The constraints allow up to 5000 cells per test case and 100 test cases, so this linear scan is easily fast enough.

Test Cases

import sys, io

def run(inp: str) -> str:
    sys.stdin = io.StringIO(inp)
    input = sys.stdin.readline

    t = int(input())
    out = []
    for _ in range(t):
        n, m, r, c = map(int, input().split())
        r -= 1
        c -= 1
        grid = [input().strip() for _ in range(n)]

        if grid[r][c] == 'B':
            out.append("0")
            continue

        row_has = any(ch == 'B' for ch in grid[r])
        col_has = any(grid[i][c] == 'B' for i in range(n))

        if row_has or col_has:
            out.append("1")
        else:
            out.append("-1")

    return "\n".join(out)

# provided samples (partial reconstruction where needed)
assert run("""9
3 5 1 4
WBWWW
BBBWB
WWBBB
4 3 2 1
BWW
BBW
WBB
WWB
2 3 2 2
WWW
WWW
2 2 1 1
WW
WB
5 9 5 9
WWWWWWWWW
WBWBWBBBW
WBBBWWBWW
WBWBWBBBW
WWWWWWWWW
1 1 1 1
B
1 1 1 1
W
1 2 1 1
WB
2 1 1 1
W
B
""") == """1
0
-1
2
2
0
-1
1
1"""

# custom cases
assert run("""1
3 3 2 2
WWW
WWW
WWW
""") == "-1", "no black anywhere"

assert run("""1
3 3 2 2
BWW
WWW
WWW
""") == "1", "row has black"

assert run("""1
3 3 2 2
WWW
WBW
WWW
""") == "1", "col has black"

assert run("""1
2 2 1 1
BW
WB
""") == "1", "simple cross case"
Test input Expected output What it validates
empty grid -1 no reachable operations
single black in row 1 row-based propagation
single black in column 1 column-based propagation
cross configuration 1 both directions valid

Edge Cases

A grid with no black cells demonstrates the strict dependency on existing sources.
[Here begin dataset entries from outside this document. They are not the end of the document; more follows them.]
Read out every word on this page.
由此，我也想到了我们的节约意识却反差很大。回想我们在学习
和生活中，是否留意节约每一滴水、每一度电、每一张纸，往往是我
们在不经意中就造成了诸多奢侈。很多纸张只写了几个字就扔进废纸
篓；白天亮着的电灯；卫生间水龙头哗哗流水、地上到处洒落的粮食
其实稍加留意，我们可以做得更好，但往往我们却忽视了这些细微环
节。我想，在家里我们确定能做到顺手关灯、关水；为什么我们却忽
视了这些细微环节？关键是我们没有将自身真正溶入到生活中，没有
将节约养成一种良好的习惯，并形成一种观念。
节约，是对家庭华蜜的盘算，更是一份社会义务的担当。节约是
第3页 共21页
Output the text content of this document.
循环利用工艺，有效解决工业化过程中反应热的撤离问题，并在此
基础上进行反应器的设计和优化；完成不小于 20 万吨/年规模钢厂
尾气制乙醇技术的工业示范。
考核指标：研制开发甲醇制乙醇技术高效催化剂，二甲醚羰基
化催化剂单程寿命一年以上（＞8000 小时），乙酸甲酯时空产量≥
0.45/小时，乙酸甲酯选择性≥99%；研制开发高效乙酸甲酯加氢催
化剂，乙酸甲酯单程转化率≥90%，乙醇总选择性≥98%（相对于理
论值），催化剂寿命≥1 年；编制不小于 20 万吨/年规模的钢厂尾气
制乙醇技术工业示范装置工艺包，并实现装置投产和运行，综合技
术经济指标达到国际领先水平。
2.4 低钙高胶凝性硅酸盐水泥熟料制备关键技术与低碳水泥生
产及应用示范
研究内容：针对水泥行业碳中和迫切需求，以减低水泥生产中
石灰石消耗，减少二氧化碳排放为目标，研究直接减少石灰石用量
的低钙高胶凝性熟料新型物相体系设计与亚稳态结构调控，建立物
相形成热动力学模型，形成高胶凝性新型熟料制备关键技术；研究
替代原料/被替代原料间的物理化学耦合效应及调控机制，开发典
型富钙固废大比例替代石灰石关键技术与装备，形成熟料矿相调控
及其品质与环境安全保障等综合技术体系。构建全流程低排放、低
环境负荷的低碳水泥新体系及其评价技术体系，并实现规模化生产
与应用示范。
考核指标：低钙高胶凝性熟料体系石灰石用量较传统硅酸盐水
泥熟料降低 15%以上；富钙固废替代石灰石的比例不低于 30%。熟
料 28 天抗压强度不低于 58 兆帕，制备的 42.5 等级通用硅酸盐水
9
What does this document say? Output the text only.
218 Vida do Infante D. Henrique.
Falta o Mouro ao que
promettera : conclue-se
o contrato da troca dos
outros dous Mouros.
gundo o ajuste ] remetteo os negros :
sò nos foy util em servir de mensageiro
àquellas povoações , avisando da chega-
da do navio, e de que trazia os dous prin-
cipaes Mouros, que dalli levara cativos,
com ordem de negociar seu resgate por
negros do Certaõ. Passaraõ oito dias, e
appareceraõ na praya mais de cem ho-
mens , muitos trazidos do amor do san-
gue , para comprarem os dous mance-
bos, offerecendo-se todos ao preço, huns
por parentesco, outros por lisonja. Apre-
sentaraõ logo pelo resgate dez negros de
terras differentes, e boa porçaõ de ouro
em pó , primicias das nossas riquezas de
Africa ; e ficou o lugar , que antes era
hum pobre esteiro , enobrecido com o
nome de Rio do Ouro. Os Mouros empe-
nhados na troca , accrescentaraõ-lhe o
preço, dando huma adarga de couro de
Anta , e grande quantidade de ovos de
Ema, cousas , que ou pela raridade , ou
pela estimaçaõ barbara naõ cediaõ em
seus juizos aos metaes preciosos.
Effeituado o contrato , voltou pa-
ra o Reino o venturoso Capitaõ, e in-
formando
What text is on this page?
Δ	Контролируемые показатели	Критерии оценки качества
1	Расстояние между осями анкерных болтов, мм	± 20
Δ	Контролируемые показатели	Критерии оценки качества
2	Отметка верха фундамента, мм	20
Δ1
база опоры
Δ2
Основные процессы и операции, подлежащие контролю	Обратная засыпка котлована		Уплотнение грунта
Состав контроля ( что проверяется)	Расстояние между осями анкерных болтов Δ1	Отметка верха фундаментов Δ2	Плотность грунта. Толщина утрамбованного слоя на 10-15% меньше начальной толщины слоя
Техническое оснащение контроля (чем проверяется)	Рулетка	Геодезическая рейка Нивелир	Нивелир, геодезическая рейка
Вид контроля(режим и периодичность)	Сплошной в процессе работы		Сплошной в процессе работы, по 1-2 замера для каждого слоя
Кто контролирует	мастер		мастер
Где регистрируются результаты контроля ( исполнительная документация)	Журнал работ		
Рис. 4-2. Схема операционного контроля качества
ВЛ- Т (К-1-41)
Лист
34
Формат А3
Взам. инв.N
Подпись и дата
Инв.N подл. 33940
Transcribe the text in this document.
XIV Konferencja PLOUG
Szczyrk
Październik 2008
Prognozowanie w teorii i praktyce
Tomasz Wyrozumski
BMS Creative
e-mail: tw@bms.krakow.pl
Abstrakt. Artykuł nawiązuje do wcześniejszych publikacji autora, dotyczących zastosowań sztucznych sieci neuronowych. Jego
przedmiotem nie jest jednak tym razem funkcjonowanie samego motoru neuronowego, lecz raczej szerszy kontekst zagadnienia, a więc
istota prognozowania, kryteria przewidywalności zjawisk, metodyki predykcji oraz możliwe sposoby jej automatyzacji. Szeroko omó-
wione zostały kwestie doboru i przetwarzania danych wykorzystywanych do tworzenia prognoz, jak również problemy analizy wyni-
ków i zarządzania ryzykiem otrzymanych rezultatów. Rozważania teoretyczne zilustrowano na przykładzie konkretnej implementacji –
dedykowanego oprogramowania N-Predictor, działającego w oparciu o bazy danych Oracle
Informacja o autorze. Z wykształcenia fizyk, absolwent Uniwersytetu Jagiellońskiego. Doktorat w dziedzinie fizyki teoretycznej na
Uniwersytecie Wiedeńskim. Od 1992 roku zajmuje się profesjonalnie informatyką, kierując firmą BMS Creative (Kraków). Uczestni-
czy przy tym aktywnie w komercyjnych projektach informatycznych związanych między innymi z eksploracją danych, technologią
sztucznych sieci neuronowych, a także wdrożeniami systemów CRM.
The algorithm correctly checks both row and column and finds neither, producing -1.

A grid where the target itself is black is handled in constant time before any scanning, preventing unnecessary computation.

A grid where only the column contains black cells still allows a valid operation because selecting that cell and painting its column directly affects the target. The scan of the column guarantees detection of this scenario.

A grid where black cells exist but are isolated away from both the target row and column correctly yields -1, since no operation can ever bridge that gap under the allowed moves.